Gunshots fired at police officers during a demonstration in Ferguson on 12 March, 2015, came from behind demonstrators, witnesses have claimed. People who had gathered at the police headquarters in the Missouri town to celebrate the resignation of Police Chief Thomas Jackson said up to three shots were fired from a hill, some way back from a 50-strong crowd.
Two police officers were hit in the face and the shoulder respectively and sustained "serious injuries." Witnesses reported hearing the shots from behind them and the sound of bullets flying over their heads.

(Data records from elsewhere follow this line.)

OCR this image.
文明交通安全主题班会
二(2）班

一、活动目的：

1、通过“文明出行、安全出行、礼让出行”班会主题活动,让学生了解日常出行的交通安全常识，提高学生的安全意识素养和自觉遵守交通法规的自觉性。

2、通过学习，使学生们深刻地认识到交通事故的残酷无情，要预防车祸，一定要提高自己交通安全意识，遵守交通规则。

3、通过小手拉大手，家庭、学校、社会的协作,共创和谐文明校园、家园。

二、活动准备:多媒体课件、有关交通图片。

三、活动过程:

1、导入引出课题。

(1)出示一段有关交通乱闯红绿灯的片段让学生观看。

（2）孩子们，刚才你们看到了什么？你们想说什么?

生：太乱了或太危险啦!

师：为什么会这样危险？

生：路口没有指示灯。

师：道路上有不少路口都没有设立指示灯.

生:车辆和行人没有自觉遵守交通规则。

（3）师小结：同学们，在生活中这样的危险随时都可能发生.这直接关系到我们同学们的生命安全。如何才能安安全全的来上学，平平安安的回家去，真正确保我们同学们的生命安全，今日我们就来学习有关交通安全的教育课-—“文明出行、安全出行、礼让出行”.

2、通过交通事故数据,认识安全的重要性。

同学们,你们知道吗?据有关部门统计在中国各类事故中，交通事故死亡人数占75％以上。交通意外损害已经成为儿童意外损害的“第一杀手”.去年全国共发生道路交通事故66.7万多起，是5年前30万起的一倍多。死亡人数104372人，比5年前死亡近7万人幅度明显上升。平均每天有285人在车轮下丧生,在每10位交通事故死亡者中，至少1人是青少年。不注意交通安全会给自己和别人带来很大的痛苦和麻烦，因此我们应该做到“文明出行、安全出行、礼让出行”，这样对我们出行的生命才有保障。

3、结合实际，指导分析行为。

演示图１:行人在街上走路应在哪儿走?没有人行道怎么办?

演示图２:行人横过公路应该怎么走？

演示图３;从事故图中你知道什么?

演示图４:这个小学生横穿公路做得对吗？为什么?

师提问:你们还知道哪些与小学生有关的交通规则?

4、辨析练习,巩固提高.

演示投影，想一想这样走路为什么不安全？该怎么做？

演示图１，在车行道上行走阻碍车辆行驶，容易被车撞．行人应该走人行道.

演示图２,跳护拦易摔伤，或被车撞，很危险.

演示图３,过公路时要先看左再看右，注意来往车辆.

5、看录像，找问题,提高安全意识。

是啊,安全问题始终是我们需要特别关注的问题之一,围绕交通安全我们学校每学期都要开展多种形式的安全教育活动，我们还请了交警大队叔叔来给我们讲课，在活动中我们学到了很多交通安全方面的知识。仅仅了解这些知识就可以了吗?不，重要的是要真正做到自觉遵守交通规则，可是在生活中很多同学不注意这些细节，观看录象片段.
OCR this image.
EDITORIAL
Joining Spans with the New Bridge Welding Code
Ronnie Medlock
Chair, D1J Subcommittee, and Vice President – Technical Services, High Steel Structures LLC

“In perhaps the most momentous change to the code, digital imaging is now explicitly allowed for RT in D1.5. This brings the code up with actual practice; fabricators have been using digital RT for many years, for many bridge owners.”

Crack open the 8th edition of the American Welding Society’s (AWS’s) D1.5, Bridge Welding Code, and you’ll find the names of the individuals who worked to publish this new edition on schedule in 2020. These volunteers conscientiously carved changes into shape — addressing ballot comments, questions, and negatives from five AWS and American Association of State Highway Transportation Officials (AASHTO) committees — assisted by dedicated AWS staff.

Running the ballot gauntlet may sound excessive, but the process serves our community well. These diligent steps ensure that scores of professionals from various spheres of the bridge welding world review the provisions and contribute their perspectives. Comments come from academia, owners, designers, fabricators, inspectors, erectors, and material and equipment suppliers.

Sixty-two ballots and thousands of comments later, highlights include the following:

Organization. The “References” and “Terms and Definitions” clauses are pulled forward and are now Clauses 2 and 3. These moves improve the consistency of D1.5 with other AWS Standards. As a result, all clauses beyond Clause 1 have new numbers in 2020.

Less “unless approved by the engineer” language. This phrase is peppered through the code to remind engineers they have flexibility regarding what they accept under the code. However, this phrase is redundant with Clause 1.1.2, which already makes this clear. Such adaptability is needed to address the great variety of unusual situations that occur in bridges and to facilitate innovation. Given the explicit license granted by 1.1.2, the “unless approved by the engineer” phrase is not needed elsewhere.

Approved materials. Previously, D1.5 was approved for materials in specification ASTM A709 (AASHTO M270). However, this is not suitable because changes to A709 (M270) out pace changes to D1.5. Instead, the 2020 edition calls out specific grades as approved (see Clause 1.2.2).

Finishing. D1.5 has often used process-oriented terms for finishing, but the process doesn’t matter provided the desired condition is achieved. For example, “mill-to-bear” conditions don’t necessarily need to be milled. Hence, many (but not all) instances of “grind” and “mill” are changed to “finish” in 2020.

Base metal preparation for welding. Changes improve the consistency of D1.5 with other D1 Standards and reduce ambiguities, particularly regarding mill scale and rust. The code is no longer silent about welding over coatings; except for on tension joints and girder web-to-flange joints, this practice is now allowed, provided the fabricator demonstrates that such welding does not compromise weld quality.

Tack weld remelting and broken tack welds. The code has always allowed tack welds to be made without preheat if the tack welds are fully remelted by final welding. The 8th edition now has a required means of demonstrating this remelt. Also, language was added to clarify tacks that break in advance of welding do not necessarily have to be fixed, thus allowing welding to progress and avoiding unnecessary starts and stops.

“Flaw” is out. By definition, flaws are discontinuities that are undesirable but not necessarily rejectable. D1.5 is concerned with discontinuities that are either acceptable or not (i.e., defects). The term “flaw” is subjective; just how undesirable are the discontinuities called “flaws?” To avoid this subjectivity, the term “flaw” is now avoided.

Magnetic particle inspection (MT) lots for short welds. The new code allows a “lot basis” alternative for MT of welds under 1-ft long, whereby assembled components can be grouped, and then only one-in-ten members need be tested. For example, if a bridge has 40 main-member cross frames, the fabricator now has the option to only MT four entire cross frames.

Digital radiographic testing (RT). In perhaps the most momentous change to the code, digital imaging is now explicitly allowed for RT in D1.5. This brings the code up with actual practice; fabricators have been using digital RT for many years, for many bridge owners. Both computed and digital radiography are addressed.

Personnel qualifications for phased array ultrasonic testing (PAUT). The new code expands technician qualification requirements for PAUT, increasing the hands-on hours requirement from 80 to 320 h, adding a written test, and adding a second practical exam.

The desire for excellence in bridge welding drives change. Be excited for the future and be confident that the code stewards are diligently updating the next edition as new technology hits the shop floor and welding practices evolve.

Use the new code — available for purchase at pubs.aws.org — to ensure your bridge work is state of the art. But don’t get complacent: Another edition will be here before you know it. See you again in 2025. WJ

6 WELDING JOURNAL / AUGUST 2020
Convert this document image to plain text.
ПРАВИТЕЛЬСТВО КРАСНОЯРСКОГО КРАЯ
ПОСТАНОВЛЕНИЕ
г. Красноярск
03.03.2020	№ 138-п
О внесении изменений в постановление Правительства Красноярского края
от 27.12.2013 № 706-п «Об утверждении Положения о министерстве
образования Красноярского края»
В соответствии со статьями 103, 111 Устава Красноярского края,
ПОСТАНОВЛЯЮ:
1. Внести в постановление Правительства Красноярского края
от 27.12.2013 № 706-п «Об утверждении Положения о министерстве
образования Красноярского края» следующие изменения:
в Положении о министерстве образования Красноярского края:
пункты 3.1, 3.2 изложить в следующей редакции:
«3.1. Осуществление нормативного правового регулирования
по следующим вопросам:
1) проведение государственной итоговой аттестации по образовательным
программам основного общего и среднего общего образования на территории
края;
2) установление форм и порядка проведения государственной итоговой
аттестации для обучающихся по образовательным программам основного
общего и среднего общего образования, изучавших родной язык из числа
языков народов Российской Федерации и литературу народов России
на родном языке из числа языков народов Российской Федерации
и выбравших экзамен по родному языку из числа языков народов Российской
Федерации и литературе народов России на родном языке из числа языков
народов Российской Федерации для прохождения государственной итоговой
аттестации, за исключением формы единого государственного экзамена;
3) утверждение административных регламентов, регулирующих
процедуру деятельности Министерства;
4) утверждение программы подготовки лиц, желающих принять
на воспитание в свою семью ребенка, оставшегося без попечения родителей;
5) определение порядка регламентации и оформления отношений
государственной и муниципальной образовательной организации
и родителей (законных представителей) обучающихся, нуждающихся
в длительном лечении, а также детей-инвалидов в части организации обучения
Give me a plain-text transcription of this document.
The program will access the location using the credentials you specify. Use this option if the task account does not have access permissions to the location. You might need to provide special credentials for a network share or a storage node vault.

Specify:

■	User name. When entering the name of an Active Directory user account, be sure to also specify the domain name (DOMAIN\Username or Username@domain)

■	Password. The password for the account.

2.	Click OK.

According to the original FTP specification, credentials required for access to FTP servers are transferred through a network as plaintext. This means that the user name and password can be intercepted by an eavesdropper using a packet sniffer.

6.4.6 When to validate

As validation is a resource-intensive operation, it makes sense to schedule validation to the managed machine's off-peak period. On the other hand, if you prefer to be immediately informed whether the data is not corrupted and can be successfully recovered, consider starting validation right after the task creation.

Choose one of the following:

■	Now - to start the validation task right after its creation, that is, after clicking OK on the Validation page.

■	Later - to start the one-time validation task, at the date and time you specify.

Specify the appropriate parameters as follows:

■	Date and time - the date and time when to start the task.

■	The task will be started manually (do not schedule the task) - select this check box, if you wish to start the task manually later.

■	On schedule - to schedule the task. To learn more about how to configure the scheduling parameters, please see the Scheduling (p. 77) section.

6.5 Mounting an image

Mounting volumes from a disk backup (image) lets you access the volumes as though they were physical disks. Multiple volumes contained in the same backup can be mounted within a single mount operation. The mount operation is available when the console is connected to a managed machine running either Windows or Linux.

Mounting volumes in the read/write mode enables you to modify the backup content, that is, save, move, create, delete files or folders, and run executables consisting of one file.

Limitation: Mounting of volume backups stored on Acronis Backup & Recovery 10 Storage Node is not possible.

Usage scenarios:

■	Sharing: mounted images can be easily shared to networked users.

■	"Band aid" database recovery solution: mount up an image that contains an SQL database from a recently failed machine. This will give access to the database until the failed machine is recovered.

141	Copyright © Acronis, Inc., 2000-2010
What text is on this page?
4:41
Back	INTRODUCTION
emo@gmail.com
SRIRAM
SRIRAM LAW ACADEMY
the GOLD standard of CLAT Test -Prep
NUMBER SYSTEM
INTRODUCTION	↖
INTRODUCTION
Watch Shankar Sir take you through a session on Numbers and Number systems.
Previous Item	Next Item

Ferguson resident Tony Rice who was at the demonstration told the LA Times: "They were way up the hill. It was the first time I'd heard a bullet whiz and pass my head."
Journalist Heather De Mian was filming events for a web livestream when the gunfire broke out. She echoed the opinion: "It came from behind us," she said.
Another reporter, Bradley Rayford, said: "The bullets went right past my head. I saw a cop on the ground, obviously in pain; they had to drag him from the front lines. You couldn't even see where it was coming from, but you saw the muzzle. We all ducked down."
Video footage posed online captured the moment the shots rang out.
Witnesses on the ground disagreed on the number of shots fired, with between three and five shots heard according to most accounts.
The violence was a disturbing escalation in the unrest between police and the community in Ferguson, which has been hit by a string of civil rights protests following the killing of black teenager Michael Brown in August 2014.
Protestors had gathered to celebrate police chief Thomas Jackson's resignation from the post, following allegations he presided over a police force rampant with racial discrimination. He was heavily criticised for his handling of Brown's death at the hands of a police officer.